At this point, simple questions should be easily answered at a frequency necessary to meet the demand. There should be a high degree of confidence in the data that supports these questions, and minimal friction in accessing this data. Now is the time to begin adding additional depth to these questions. It is important to recognize that as the complexity and depth of analysis increases, so does the importance of team communication. This is the point at which your team will begin to identify trends, patterns, relationships etc. It is necessary to reliably and efficiently answer these questions as a mechanism to understand the impact of intervention.

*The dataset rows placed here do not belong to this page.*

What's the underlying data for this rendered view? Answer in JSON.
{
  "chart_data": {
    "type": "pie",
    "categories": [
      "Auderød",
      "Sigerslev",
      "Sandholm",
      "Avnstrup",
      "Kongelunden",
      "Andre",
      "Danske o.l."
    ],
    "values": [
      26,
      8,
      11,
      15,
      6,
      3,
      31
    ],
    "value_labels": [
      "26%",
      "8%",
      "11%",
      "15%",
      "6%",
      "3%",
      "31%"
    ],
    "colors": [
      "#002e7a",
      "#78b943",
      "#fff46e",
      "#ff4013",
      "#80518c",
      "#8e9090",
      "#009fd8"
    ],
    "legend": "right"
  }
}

  • Ask the font line staff what their observations or hypotheses are. These may be things like: “Wednesdays are busy” or “Every time it gets really cold…”
  • If the data are related to people, what are the demographic characteristics (i.e. age, race, gender, socioeconomic).
  • What are the locational characteristics of the data? Are there geographic phenomena, patterns, or groupings?
  • If the data are related to transactions such as permit processing or renewal or applications for benefits, consider the average processing time, which ones took the longest, which were the shortest. What might be impacting this?

Conduct some exploratory analysis, and then review the results with the team. Review the results against a sample of individual records alongside front line staff.

As the questions become more complex, the possibility exists that they cannot be answered, or that the answers may not be reliable. Therefore the questions and the data used to ansewer them must be aligned with the following criteria: Knowable, Understandable, Relevant, Present, and Valid.

  • Knowable: Is the question actually able to be answered with the data;
  • Understandable: Do we actually understand 1.) The question and the impacts of its answer and 2.) the data sufficiently enough to determine whether it's capable of answering the question;
  • Relevant: Does the question and it's potential answer(s) actually provide us with insight into what we are seeking to understand
  • Present: Does the data actually exist and is it sufficeint to answer the question.
  • Valid: Are the questions reasonable or logical and are the data based on facts.